We’ve all been there. We pin our hopes on a partner’s improved behavior tied to a specific moment in time. We list the partner’s failings. He drinks too much. She isn’t particularly honest. We empathize with the struggles, as we wait for each crucial milestone — the engagement, the new job, the baby, another apartment, the midlife crisis — to compel change. But it rarely happens that way.

Are we naive? Or hopeful? Or in complete and utter denial?

Perhaps some of each. Jeffrey Kottler, Ph.D, Professor of Counseling at California State University Fullerton, writes, “It is indeed a mystery, a process so complex and multidimensional that it defies understanding.”

In our work at Infidelity Counseling Network, helping women heal from the trauma of infidelity, we see this same pattern. Many women exhibit tremendous hope even after their partners have betrayed them numerous times. They stand fast to the idea that “he didn’t mean it, he will be different next time” because that’s what their partner keeps saying. Because surely the new job or the different house, or the third child, or the tenth anniversary will make it better. They want to believe it. And wanting something is a pretty compelling reason to believe it.

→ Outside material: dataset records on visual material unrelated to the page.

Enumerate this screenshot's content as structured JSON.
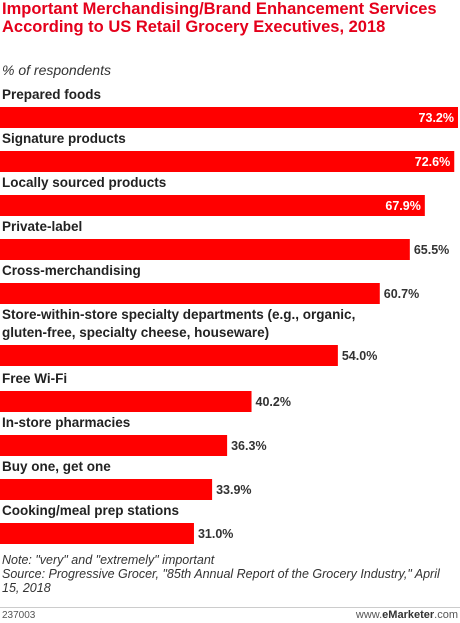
{
  "title": "Important Merchandising/Brand Enhancement Services According to US Retail Grocery Executives, 2018",
  "subtitle": "% of respondents",
  "chart_data": {
    "type": "bar",
    "orientation": "horizontal",
    "bar_color": "#ff0000",
    "label_color_inside": "#ffffff",
    "label_color_outside": "#333333",
    "categories": [
      "Prepared foods",
      "Signature products",
      "Locally sourced products",
      "Private-label",
      "Cross-merchandising",
      "Store-within-store specialty departments (e.g., organic, gluten-free, specialty cheese, houseware)",
      "Free Wi-Fi",
      "In-store pharmacies",
      "Buy one, get one",
      "Cooking/meal prep stations"
    ],
    "values": [
      73.2,
      72.6,
      67.9,
      65.5,
      60.7,
      54.0,
      40.2,
      36.3,
      33.9,
      31.0
    ],
    "value_labels": [
      "73.2%",
      "72.6%",
      "67.9%",
      "65.5%",
      "60.7%",
      "54.0%",
      "40.2%",
      "36.3%",
      "33.9%",
      "31.0%"
    ],
    "xlim": [
      0,
      73.2
    ]
  },
  "footer": {
    "note": "Note: \"very\" and \"extremely\" important",
    "source": "Source: Progressive Grocer, \"85th Annual Report of the Grocery Industry,\" April 15, 2018",
    "chart_id": "237003",
    "brand_prefix": "www.",
    "brand_name": "eMarketer",
    "brand_suffix": ".com"
  }
}
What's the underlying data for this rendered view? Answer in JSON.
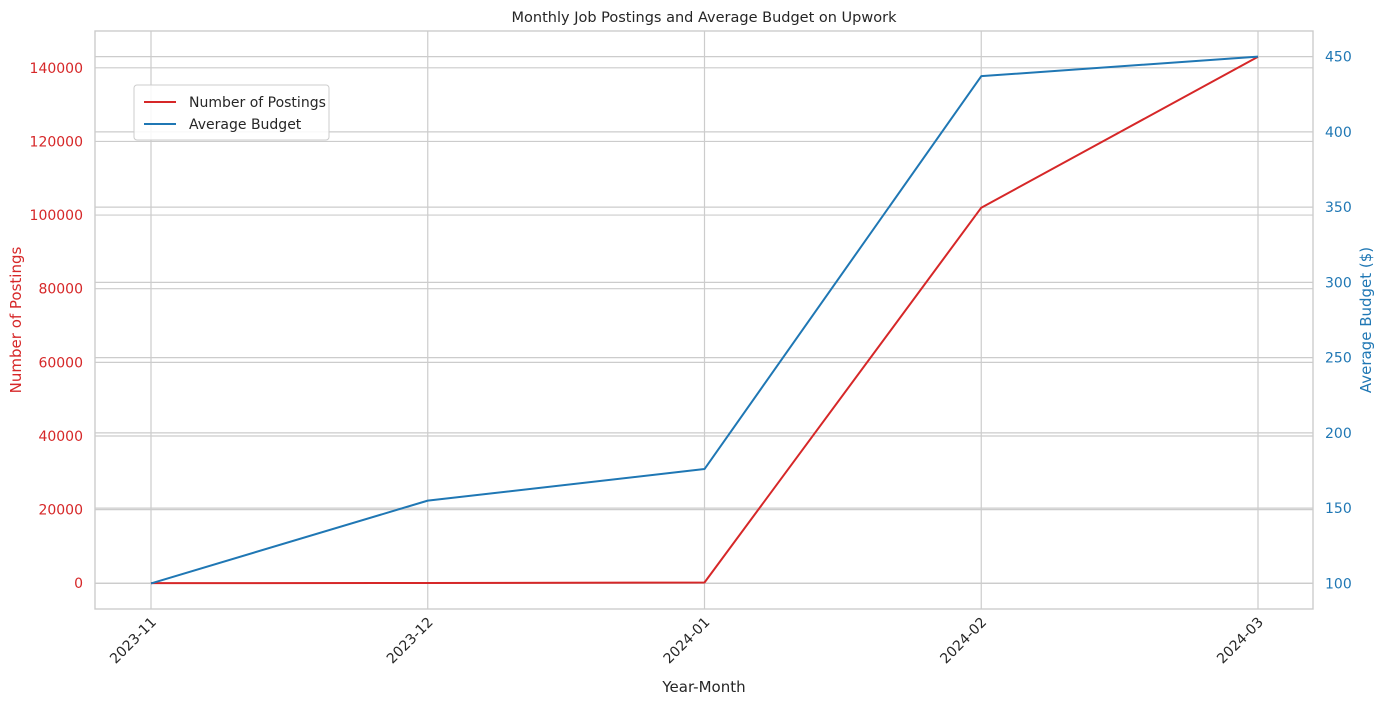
{
  "chart_data": {
    "type": "line",
    "title": "Monthly Job Postings and Average Budget on Upwork",
    "xlabel": "Year-Month",
    "categories": [
      "2023-11",
      "2023-12",
      "2024-01",
      "2024-02",
      "2024-03"
    ],
    "grid": true,
    "legend_placement": "upper-left",
    "y_left": {
      "label": "Number of Postings",
      "color": "#d62728",
      "ticks": [
        0,
        20000,
        40000,
        60000,
        80000,
        100000,
        120000,
        140000
      ],
      "ylim": [
        -7000,
        150000
      ]
    },
    "y_right": {
      "label": "Average Budget ($)",
      "color": "#1f77b4",
      "ticks": [
        100,
        150,
        200,
        250,
        300,
        350,
        400,
        450
      ],
      "ylim": [
        83,
        467
      ]
    },
    "series": [
      {
        "name": "Number of Postings",
        "axis": "left",
        "color": "#d62728",
        "values": [
          20,
          60,
          200,
          102000,
          143000
        ]
      },
      {
        "name": "Average Budget",
        "axis": "right",
        "color": "#1f77b4",
        "values": [
          100,
          155,
          176,
          437,
          450
        ]
      }
    ]
  }
}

But external situations do not change people. Change is “a process that begins with being aware. This may seem obvious, but it’s not. If you’re used to blaming everyone else for your problems, then you’re not aware,” writes Linda Sapadin, Ph.D, author and Fellow at the American Psychological Association.

We’ve all been there. We sing the same refrain, over and again. It’s entirely natural to hope our partner will change once something in our lives is different, but it’s not entirely rational.

Wanting change isn’t just about relationships either. For those who perhaps assumed that president-elect Donald Trump would “speak more respectfully once he’s on the campaign trail”, or would “understand the issues once he’s won the primary”, or will “be less self-centered once he’s in office” those changes did not and will not occur simply because his situation changed. For his cabinet members, change in behavior will not occur simply because they have new titles and new offices.

Real change requires awareness, accountability, and action. Let’s use these tools not just for our personal relationships but for our political leaders and all aspects of our society.